Six Mistakes Executives Make in Risk Management


Nassim N. Taleb, Daniel G. Goldstein, and Mark W. Spitznagel discuss risk management and short comings in approaches in the October 2009 issue of the Harvard Business Review (subscription required).

They offer up six mistakes in the way we think about risk:

1.  We think we can manage risk by predicting extreme events.
2.  We are convinced that studying the past will help us manage risk.
3.  We don’t listen to advice about what we shouldn’t do.
4.  We assume that risk can be measured by standard deviation.
5.  We don’t appreciate that what’s mathematically equivalent isn’t psychologically so.
6.  We are taught that efficiency and maximizing shareholder value don’t tolerate redundancy.

Black Swan events – low-probability, high-impact events that are almost impossible to forecast— are increasingly dominating the economic environment. The world is a complex system, made up of a tangled web of relationships and other interdependent factors.  Complexity makes forecasting even ordinary events impossible. So, complexity increases the incidence of Black Swan events as we have a harder time seeing the relationship and connection. All we can predict is that Black Swan events will occur and we won’t expect them.
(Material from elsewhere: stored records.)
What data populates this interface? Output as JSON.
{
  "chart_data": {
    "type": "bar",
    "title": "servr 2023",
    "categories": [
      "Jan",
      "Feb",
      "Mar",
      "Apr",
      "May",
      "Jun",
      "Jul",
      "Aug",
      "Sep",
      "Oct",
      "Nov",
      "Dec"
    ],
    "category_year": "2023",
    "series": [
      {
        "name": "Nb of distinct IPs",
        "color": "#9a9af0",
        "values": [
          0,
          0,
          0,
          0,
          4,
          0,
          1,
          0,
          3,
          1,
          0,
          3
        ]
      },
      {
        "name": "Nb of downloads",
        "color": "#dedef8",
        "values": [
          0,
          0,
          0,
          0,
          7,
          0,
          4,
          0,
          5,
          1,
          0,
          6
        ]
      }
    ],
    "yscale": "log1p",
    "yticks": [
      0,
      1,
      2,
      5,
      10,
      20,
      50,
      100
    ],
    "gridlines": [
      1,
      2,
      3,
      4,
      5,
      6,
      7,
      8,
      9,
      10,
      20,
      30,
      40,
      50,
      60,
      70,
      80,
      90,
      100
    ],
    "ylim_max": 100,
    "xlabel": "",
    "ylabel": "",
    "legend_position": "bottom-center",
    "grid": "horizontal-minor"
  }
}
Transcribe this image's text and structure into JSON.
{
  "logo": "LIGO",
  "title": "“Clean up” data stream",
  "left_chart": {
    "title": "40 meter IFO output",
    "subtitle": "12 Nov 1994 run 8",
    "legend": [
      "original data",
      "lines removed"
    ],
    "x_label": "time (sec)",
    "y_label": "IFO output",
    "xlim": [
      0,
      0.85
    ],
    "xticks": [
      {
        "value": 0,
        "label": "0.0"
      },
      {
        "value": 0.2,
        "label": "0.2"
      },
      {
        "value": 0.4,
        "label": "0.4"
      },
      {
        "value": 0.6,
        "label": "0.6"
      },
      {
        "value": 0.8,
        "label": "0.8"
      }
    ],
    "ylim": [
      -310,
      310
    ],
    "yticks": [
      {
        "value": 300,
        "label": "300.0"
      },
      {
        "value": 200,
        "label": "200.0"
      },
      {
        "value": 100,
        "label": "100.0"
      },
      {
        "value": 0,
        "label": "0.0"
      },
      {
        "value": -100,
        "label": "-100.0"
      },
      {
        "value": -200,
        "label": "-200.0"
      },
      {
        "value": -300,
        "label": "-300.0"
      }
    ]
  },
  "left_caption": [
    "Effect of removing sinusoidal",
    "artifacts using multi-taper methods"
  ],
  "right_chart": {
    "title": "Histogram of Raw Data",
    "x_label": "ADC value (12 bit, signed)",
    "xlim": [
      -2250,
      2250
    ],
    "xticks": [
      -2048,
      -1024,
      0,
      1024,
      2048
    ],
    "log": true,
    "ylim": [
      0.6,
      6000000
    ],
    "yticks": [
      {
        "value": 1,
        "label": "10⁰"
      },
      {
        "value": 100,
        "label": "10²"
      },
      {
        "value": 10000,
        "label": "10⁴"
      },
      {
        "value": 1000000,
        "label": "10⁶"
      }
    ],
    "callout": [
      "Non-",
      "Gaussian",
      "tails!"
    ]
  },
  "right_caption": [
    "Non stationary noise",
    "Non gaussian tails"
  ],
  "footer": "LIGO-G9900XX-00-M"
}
The authors propose a different approach to risk management:

“Instead of trying to anticipate low-probability, high-impact events, we should reduce our vulnerability to them. Risk management, we believe, should be about lessening the impact of what we don’t understand—not a futile attempt to develop sophisticated techniques and stories that perpetuate our illusions of being able to understand and predict the social and economic environment.”

The authors end up equating risk to ancient mythology:

“Remember that the biggest risk lies within us: We overestimate our abilities and underestimate what can go wrong. The ancients considered hubris the greatest defect, and the gods punished it mercilessly. Look at the number of heroes who faced fatal retribution for their hubris: Achilles and Agamemnon died as a price of their arrogance; Xerxes failed because of his conceit when he attacked Greece; and many generals throughout history have died for not recognizing their limits. Any corporation that doesn’t recognize its Achilles’ heel is fated to die because of it.”

That is a bit lofty for my tastes. After all, the danger of the black swan is that you don’t know that you don’t know about that risk. If you know about a risk, you can deal with it. If you know that you don’t know about risk, you can manage that also. It’s hard to be a victim of hubris when you don’t know the danger for your downfall even exists.

Nassim N. Taleb is the Distinguished Professor of Risk Engineering at New York University’s Polytechnic Institute and a principal of Universa Investments, a firm in Santa Monica, California. He is the author of several books, including The Black Swan: The Impact of the Highly Improbable. Daniel G. Goldstein is an assistant professor of marketing at London Business School and a principal research scientist at Yahoo. Mark W. Spitznagel is a principal of Universa Investments.